Through this whole process, you know, there’s a lot of strangers that became friends and there are a lot of friends that became family just in this group here between Roger, Harry, Britni. I also always say Jason, Britni and Jason from flowers, city and cars. We’ve become a small family. We started the New York CAURD Coalition, almost in the same group just ping pong information that we were receiving on a day to day to each other almost sometimes faster than the OCM was releasing it. And the group grew every day exponentially, we were gaining new members and we were gaining new members and we got together, and we just formulated it to become what it is now the official New York CAURD Coalition.

As Coss says, we’re a big network of family through CAURD, making sure that the resources we each have moves down the pipeline to each other.
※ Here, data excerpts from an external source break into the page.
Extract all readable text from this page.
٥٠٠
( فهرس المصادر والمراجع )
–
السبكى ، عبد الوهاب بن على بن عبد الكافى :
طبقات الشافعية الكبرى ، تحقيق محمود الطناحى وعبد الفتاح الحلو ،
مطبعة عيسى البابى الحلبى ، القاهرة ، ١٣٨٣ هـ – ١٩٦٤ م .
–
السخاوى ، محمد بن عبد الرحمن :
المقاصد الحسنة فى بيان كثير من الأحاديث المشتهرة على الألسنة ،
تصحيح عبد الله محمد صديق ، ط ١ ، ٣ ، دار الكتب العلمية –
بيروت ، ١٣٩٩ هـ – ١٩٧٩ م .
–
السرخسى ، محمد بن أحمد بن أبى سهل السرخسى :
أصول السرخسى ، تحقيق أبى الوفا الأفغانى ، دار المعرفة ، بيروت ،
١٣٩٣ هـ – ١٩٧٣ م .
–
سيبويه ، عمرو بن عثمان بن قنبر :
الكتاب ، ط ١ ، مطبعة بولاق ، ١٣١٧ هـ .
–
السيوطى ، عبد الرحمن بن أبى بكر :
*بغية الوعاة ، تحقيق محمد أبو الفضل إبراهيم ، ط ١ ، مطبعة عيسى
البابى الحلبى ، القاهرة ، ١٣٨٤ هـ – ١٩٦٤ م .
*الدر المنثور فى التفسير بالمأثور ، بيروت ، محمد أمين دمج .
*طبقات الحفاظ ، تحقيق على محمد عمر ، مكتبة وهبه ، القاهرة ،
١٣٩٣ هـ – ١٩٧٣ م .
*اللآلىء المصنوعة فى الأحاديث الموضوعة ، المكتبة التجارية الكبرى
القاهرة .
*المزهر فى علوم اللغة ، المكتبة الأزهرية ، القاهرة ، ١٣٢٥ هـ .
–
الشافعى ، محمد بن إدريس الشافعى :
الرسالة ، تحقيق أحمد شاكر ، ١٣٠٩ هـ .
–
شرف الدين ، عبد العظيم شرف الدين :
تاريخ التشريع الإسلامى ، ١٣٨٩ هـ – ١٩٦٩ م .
Again, New York State is really big. For a lot of us, when we think of the cannabis infrastructure and industry, we think of downstate, we think of New York City. But Britni is up in Rochester, we have the capital region in Albany, we have so many regions upstate, that people aren’t getting the information firsthand. So we’ve been able to help that with our chat, and our resources. And again, we’re just ensuring that once this whole beginning phases are done, because they will be right, everything will be in the past one day, in the next 510 years, we’re still going to be the driving force in the retail business, making sure that we’re not over swallowed by incoming organizations and multi state operators that have the big money that are going to be able to buy us out.

So the CAURD Coalition is basically formulated to ensure that we’re protecting each other, not only CAURD, but justice involved in social equity applicants who are going to come later on. And we’re just becoming a big family. Jeff, you’re involved, you’re your big brother, you know.

JH: I really appreciate that. Jeremy, I think I’ve said before, how humbling it is to have had this group, embrace me the way they have. So thank you for that. I really do. Roger, let’s go to you. Let’s hear a little bit of background. I think you’ve heard from Jeremy and Coss, let’s hear a little bit similar if you’re willing to share about kind of your background and how you came to this.

RT: I’m just the guy behind Mello Tymes putting everything together. So at first, when the OCM came out with this, the justice-involved criteria, I was one of the people who just didn’t like it – I was upset about it. You have to have two years of business experience, or they’re going to kick us out. And then I started meeting legacy operators, who were making thousands of dollars a month, and those same legacy operators were making money, but didn’t know what a business business was. They didn’t know what EIN numbers are, they didn’t know what a balance sheet is; and then I understood why the OCM put the two-year criteria.

Basically, the the coalition came on board after we submitted our application, and this coalition is going to help us survive and have longevity – if we get approved – because we don’t want the OCM to look bad. Let’s say they give out 50 licenses and 35 and fail, because they didn’t know what they were doing. You can’t give legacy operators a key to a turnkey business, because they don’t know what they’re doing. So with the coalition, we’re going to prevent a lot of stuff like that from happening.